Cependant il s'agit de pièces que la cour a écarté des débats pour défaut de communication. Dans la mesure où aucune preuve recevable ne permet de constater les désordres et où cette question fait en outre l'objet d'un litige pendant devant le tribunal de grande instance d'Ajaccio chargé de se prononcer sur les responsabilités, la demande reconventionnelle ne peut donner lieu à référé. Par suite, la locataire devra, à compter de septembre 2013, régler le montant du loyer conventionnellement révisé, soit la somme de 1 282,21 euros par mois.

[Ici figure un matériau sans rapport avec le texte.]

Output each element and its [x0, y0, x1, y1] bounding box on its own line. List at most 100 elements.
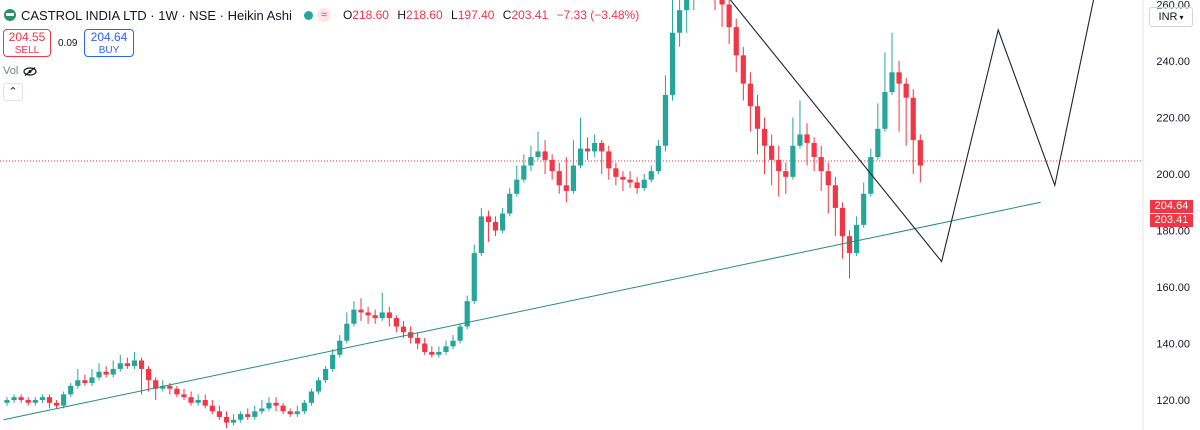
candle-body [514, 179, 520, 194]
candle-body [89, 377, 95, 384]
candle-body [500, 213, 506, 231]
ohlc-low-key: L [451, 8, 458, 22]
candle-body [570, 165, 576, 191]
y-tick-label: 240.00 [1156, 56, 1190, 68]
candle-body [464, 301, 470, 327]
candle-body [917, 140, 923, 166]
candle-body [209, 405, 215, 412]
ohlc-open-value: 218.60 [352, 8, 389, 22]
candle-body [868, 157, 874, 194]
candle-body [804, 134, 810, 143]
candle-body [195, 400, 201, 403]
candle-body [379, 312, 385, 319]
waves-icon: ≈ [316, 8, 331, 22]
candle-body [330, 354, 336, 369]
candle-body [783, 171, 789, 177]
candle-body [776, 159, 782, 172]
symbol-logo-icon [4, 9, 16, 21]
candle-body [577, 148, 584, 166]
candle-body [344, 323, 350, 341]
candle-body [216, 411, 222, 417]
candle-body [68, 385, 74, 395]
ohlc-low-value: 197.40 [457, 8, 495, 22]
candle-body [61, 394, 67, 406]
candle-body [436, 351, 442, 355]
symbol-title[interactable]: CASTROL INDIA LTD · 1W · NSE · Heikin As… [21, 7, 292, 23]
candle-body [478, 216, 484, 254]
candle-body [25, 400, 31, 403]
sell-price: 204.55 [8, 30, 46, 44]
candle-body [245, 414, 251, 417]
candle-body [747, 83, 753, 107]
candle-body [202, 400, 208, 406]
candle-body [372, 315, 378, 319]
candle-body [323, 368, 329, 381]
candle-body [450, 340, 456, 347]
y-tick-label: 260.00 [1156, 0, 1190, 12]
candle-body [599, 142, 605, 152]
candle-body [684, 0, 690, 11]
eye-hidden-icon[interactable] [23, 66, 37, 76]
candle-body [294, 411, 300, 415]
candle-body [471, 253, 477, 302]
candle-body [492, 222, 499, 231]
candle-body [882, 92, 888, 129]
candle-body [138, 360, 145, 369]
candle-body [613, 168, 619, 177]
candle-body [18, 397, 24, 400]
zigzag-path-drawing [729, 0, 1095, 263]
candle-body [4, 400, 10, 403]
candle-body [733, 27, 739, 56]
buy-button[interactable]: 204.64 BUY [84, 29, 134, 57]
candle-body [528, 157, 534, 166]
candle-body [825, 171, 831, 186]
support-trend-line [3, 201, 1041, 421]
candle-body [761, 128, 768, 146]
candle-body [223, 416, 230, 423]
candle-body [301, 402, 307, 412]
candle-body [117, 363, 123, 369]
last-price-tag: 203.41 [1150, 214, 1193, 227]
chevron-up-icon: ⌃ [8, 86, 18, 98]
ohlc-high-value: 218.60 [406, 8, 443, 22]
candle-body [238, 414, 244, 420]
spread-value: 0.09 [58, 38, 78, 49]
candle-body [415, 337, 421, 344]
candle-body [669, 32, 676, 95]
candle-body [96, 371, 102, 378]
candle-body [903, 83, 909, 98]
candle-body [315, 380, 322, 392]
candle-body [861, 193, 867, 225]
candle-body [174, 388, 180, 395]
candle-body [146, 368, 152, 381]
sell-button[interactable]: 204.55 SELL [3, 29, 51, 57]
candle-body [854, 224, 860, 254]
ohlc-open-key: O [342, 8, 353, 22]
candle-body [620, 176, 626, 180]
candle-body [535, 151, 541, 158]
currency-label: INR [1158, 11, 1178, 23]
chevron-down-icon: ▾ [1179, 13, 1184, 22]
candle-body [754, 106, 761, 129]
candle-body [790, 145, 796, 177]
candle-body [230, 419, 237, 423]
candle-body [407, 332, 414, 338]
candle-body [832, 185, 838, 208]
y-tick-label: 160.00 [1156, 282, 1190, 294]
ohlc-values: O218.60 H218.60 L197.40 C203.41 −7.33 (−… [343, 8, 644, 22]
buy-price: 204.64 [90, 30, 128, 44]
candle-body [797, 134, 803, 146]
candle-body [131, 360, 138, 367]
candle-body [181, 394, 187, 398]
candle-body [32, 400, 38, 403]
candle-body [386, 312, 392, 319]
candle-body [485, 216, 492, 223]
currency-select[interactable]: INR ▾ [1149, 7, 1193, 27]
volume-label: Vol [3, 65, 19, 77]
candle-body [627, 179, 633, 183]
collapse-legend-button[interactable]: ⌃ [3, 83, 23, 101]
candle-body [429, 351, 435, 355]
candle-body [124, 363, 130, 367]
candle-body [818, 157, 824, 172]
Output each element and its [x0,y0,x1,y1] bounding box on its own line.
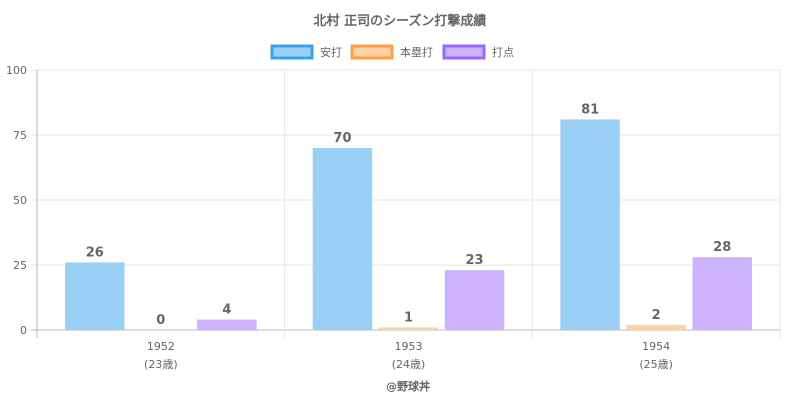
y-tick-label: 50 [13,194,27,207]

Les dispositions de l'ordonnance déférée relatives aux dépens et portant attribution à la locataire de la somme de 1 000 euros sur le fondement de l'article 700 du code de procédure civile seront infirmées. Les dépens, de première instance et d'appel, seront mis à la charge de la locataire, partie perdante. Il est en outre équitable de condamner celle-ci à payer à l'appelante une somme de 2 000 euros par application des dispositions de l'article 700 précité.

PAR CES MOTIFS,

LA COUR :

Ecarte des débats les 23 pièces visées sur le bordereau annexé aux conclusions déposées par la SARL Aluver le 22 novembre 2012 ;

Infirme l'ordonnance déférée dans toutes ses dispositions sauf en ce qu'elle a :

- condamné la SARL Aluver à payer à la SCI Flau la somme de 600,89 euros à titre de provision sur la taxe d'enlèvement des ordures ménagères,

- débouté la SARL Aluver de sa demande reconventionnelle,

Statuant à nouveau sur les chefs déférés,

Dit que la clause résolutoire insérée dans le bail commercial liant les parties a été régulièrement mise en jeu par la SCI Flau par la délivrance le 17 juin 2009 d'un commandement de payer qui a pris effet le 17 juillet 2009,

Fixe à la somme de VINGT ET UN MILLE CENT DIX NEUF EUROS ET QUARANTE SEPT CENTIMES (21 119,47 euros) l'arriéré de loyers dû par la SARL Aluver à la SCI Flau à la date du présent arrêt,

Condamne la SARL Aluver à payer cette somme, à titre de provision, à la SCI Flau,

Toutefois, accorde à la SARL Aluver un délai de 12 mois pour se libérer de sa dette et suspend la réalisation et les effets de la clause résolutoire,

Dit que la SARL Aluver devra s'acquitter de la provision de VINGT ET UN MILLE CENT DIX NEUF EUROS ET QUARANTE SEPT CENTIMES (21 119,47 euros) mis à sa charge en 12 versements mensuels égaux avant le 5 de chaque mois, le premier règlement devant intervenir avant le 5 septembre 2013,

Dit que la SARL Aluver devra en sus régler le loyer courant d'un montant actualisé de MILLE DEUX CENT QUATRE VINGT DEUX EUROS ET VINGT ET UN CENTIMES (1 282,21 euros), à compter du mois de septembre 2013,

Dit que faute pour la SARL Aluver de respecter une seule échéance, tant pour le versement de la provision que pour le règlement du loyer, la totalité de la dette deviendra immédiatement exigible sans mise en demeure préalable et que la clause résolutoire produira alors tous ses effets,

Ainsi, le bail commercial sera résilié à compter du 17 juillet 2009 ; la SARL Aluver devra libérer les lieux dans le mois suivant la délivrance d'un commandement par le bailleur et régler, en cas de maintien dans les lieux, une indemnité d'occupation égale au montant du loyer,

Condamne la SARL Aluver à payer à la SCI Flau la somme de DEUX MILLE EUROS (2 000 euros) sur le fondement des dispositions de l'article 700 du code de procédure civile,

Déboute les parties de leurs autres demandes,

Condamne la SARL Aluver au paiement des dépens de première instance et d'appel.